Cygnet Commodity Market Update – November 2021

Graph showing metal market prices October 2021

October proved to be another volatile month for financial markets and commodities, as traders and speculators tried to deal with conflicting signals about the outlook for economic activity, interest rates, and the evolving debt crisis in the Chinese property market.

In terms of energy markets, the bulls prevailed once more. The US Henry Hub natural gas price was up 6% m/m by late October, with Brent oil up 7% m/m. 

Graph showing oil and gas market prices October 2021 with thermal coal price tumbling at the end of the month

However, metal markets diverged. Chinese steel rebar prices dropped 19% m/m, with aluminium down 5% m/m. By contrast, copper and zinc were up 9% and 13% respectively m/m. 

Amid all this confusion, should we be relying on Dr Copper to guide us through this period of uncertainty?

Certainly, copper prices trended higher through October, but this masks some dramatic swings during the month. Official cash copper prices ranged from a low of USD 9,091/t early in the month, to a peak of USD 10,651/t in mid-month, before falling once more. With the market in a steep backwardation, the LME was forced to impose extra controls on trading activity.

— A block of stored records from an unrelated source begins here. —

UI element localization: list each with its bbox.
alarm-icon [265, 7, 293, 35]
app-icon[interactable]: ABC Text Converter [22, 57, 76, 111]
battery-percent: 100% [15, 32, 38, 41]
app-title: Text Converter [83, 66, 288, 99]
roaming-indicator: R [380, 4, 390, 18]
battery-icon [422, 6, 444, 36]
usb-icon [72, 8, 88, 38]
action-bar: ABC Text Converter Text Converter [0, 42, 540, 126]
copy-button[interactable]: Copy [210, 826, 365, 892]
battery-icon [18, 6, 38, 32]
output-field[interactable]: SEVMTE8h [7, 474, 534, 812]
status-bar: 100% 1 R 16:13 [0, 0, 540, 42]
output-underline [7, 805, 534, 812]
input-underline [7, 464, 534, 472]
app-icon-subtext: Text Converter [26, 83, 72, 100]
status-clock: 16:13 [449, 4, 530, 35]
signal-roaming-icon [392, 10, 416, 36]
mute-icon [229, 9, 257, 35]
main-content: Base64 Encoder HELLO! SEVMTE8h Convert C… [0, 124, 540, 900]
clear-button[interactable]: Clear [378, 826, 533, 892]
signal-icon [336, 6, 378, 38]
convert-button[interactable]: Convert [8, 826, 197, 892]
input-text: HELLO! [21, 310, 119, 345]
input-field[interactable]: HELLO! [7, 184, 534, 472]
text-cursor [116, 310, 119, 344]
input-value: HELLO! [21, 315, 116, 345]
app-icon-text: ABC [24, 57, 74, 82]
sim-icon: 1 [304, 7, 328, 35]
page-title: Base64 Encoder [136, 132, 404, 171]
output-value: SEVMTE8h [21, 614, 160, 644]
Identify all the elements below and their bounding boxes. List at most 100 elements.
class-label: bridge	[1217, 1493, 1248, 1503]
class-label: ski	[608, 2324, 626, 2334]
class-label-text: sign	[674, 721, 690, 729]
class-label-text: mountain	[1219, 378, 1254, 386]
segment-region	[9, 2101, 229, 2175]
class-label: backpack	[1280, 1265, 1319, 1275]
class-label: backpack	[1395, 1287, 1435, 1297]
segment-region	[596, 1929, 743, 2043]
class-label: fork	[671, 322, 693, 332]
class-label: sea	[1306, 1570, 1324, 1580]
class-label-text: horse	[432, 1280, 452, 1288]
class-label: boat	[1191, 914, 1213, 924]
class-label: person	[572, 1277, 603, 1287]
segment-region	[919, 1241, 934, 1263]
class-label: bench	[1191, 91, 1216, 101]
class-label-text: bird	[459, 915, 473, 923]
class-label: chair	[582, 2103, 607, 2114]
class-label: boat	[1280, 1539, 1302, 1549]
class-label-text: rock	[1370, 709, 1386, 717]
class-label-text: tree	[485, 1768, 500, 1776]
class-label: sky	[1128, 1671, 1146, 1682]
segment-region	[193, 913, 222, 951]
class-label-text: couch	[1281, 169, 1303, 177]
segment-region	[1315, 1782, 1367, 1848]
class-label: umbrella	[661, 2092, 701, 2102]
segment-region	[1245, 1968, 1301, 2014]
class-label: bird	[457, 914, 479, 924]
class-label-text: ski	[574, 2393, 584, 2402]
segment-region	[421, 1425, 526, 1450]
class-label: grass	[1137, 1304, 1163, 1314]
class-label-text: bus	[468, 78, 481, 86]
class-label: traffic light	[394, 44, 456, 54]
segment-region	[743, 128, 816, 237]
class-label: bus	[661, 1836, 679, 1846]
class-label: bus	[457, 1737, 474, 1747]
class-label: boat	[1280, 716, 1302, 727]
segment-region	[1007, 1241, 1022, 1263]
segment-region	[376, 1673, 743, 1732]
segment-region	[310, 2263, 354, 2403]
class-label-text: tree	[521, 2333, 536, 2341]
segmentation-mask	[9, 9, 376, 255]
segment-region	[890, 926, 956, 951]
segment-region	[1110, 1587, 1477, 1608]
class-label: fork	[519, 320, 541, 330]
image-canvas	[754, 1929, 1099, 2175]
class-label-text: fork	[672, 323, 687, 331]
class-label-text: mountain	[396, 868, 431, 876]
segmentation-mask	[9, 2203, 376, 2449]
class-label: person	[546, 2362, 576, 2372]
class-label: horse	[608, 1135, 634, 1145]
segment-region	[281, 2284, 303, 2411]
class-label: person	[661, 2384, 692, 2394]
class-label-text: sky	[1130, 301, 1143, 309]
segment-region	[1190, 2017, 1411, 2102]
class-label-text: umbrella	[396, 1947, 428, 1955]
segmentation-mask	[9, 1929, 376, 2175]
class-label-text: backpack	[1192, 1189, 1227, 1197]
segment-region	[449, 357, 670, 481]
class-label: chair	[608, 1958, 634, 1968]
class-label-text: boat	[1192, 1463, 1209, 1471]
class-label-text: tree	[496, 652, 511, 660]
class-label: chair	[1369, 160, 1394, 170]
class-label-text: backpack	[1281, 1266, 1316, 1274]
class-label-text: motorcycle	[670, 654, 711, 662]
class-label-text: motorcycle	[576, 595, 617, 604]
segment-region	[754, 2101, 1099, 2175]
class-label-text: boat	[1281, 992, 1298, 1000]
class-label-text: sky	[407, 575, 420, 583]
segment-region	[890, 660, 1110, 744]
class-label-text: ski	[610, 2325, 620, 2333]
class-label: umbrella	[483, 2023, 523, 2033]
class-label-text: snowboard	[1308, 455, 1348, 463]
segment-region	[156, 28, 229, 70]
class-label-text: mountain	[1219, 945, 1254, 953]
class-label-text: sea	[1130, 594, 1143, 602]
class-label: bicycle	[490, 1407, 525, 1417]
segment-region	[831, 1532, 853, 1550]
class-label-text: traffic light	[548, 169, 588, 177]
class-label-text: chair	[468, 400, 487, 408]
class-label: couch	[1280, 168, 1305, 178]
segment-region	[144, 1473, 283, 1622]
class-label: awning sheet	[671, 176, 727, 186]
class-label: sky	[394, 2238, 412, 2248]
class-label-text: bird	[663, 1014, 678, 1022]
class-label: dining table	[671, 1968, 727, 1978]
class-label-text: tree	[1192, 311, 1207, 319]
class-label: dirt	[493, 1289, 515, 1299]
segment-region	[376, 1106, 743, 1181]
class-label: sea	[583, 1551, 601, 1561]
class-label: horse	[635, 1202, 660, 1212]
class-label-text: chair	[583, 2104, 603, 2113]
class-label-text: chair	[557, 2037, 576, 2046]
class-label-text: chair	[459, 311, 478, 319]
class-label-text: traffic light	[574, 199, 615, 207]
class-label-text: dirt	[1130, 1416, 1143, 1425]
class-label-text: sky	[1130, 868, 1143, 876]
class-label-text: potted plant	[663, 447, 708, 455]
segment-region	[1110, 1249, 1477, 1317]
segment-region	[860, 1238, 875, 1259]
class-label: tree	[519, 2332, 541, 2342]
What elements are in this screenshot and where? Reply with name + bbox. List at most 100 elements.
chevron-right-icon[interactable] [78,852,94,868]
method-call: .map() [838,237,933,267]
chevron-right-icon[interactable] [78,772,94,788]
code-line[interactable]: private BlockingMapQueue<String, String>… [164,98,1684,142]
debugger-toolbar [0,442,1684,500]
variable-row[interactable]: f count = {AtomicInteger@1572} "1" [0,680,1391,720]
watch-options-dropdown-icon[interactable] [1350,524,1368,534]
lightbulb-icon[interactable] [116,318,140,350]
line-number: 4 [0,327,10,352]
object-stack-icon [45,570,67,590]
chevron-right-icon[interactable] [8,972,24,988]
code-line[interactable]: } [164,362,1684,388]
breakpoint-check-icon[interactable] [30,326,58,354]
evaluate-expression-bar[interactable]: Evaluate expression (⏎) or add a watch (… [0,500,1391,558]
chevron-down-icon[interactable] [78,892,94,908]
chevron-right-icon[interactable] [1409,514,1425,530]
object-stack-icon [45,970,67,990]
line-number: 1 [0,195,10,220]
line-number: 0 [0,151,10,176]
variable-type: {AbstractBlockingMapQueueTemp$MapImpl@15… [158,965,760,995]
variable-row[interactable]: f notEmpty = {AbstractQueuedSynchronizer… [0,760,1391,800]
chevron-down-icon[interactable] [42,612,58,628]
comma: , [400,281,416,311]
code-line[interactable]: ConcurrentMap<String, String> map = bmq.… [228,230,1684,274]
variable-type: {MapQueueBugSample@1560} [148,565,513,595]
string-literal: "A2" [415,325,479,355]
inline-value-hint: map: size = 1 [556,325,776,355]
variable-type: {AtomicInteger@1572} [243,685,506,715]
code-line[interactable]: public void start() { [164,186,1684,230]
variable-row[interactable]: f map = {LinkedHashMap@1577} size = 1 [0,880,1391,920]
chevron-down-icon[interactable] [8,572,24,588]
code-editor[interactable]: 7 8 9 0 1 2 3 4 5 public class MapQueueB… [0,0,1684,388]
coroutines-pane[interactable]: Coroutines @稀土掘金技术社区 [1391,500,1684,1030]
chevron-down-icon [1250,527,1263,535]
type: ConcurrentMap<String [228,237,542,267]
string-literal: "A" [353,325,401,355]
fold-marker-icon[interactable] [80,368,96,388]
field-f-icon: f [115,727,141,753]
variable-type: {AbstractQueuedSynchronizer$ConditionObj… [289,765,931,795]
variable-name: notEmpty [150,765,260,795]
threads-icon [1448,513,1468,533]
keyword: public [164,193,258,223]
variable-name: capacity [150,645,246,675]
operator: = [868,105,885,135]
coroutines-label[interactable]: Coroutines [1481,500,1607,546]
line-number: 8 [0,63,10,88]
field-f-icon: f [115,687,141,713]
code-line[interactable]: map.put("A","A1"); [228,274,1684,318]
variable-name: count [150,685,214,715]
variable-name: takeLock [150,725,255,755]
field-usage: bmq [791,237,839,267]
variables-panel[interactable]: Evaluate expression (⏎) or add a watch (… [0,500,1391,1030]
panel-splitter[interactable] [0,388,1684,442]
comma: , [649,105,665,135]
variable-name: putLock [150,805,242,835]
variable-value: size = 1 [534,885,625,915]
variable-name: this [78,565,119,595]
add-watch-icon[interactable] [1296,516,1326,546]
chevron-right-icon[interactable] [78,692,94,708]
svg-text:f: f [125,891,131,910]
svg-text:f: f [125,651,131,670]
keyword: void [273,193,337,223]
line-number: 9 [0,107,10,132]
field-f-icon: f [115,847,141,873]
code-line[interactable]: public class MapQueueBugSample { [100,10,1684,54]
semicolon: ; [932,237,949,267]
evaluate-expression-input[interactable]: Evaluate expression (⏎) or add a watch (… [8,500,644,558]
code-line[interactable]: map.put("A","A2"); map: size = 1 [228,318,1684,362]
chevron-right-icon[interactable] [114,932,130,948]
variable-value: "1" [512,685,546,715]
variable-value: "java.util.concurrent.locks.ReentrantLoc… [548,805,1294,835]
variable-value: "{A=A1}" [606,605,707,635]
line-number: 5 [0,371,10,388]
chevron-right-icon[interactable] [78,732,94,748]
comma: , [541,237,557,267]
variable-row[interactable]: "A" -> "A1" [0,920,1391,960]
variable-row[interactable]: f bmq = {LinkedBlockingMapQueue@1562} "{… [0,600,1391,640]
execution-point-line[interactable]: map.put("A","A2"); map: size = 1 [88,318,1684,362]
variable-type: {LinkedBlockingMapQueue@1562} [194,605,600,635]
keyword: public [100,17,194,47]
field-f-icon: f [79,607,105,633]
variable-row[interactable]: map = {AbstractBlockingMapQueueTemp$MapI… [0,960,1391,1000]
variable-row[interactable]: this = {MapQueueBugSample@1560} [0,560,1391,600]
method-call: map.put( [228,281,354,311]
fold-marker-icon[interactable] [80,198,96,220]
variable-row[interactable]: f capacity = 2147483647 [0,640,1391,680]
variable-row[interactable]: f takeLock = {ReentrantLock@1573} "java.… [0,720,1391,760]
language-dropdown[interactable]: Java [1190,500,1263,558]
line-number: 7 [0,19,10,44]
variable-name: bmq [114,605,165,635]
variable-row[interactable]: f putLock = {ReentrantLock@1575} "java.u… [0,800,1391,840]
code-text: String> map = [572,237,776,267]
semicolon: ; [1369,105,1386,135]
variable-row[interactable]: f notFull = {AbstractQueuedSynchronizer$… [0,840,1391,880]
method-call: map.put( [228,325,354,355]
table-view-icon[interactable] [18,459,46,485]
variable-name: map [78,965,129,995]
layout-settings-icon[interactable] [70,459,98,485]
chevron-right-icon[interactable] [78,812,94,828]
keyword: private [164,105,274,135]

One reason for these swings was the low level of spare copper inventory held in LME warehouses. On warrant inventory levels fell from 124kt at the start of October to just 30kt, which is very low at just 1% of monthly global copper consumption.

Ultimately, we still expect the copper market to move into modest oversupply in the year ahead, suggesting that current tightness should be short-lived. One signal of the improving availability of raw materials is the copper treatment charge (TC).

According to Fastmarkets, this trended up from a low of USD22/t at the start of April to USD59/t in late October. The International Copper Study Group also flagged an expected metal market surplus next year of 328kt at its October 2021 meeting.

Many copper analysts are following the ramp-up of the Kamoa mine in the notoriously unpredictable Democratic Republic of Congo (DRC) very closely. The giant operation started in mid-2021, and the latest reports suggest progress is running ahead of schedule. Kamoa is due to start up a second concentrator in Q2 2022. Once this is fully operational, the mine can produce up to 400kt/y of contained copper.

The supply side for copper is likely to see rapid global growth in the next two years, helped by the DRC and several new mines and expansions at existing brownfield sites.

Another potential canary in the coal mine is gold, which is currently signalling choppier waters ahead. Gold prices rose by 4% m/m in October, as markets started to price in a higher chance of inflation. Manufacturing bottlenecks are persisting, and high energy prices have begun to feed through into the broader economy. In Germany, for example, inflation reached a 28-year high in October at 4.6%, and in Spain it reached 5.5%, which was a 37-year high. However, gold is still down by 5% this year, which suggests support for the idea that price pressures will be short-lived.

Moreover, risk appetite in financial markets is still positive, with the S&P500 up 6% in October. Equity markets were reassured by a strong earnings season in the US and calming rhetoric from the world’s central bankers.
However, the Evergrande crisis in China is still rumbling on and represents a significant downside risk to the bullish consensus narrative. Indeed, Chinese construction indicators looked very bearish in September and October, with sharp falls in cement and steel output.

We look for industrial metal prices to trend lower in the months ahead, as bottlenecks ease and supply has a chance to catch up with demand.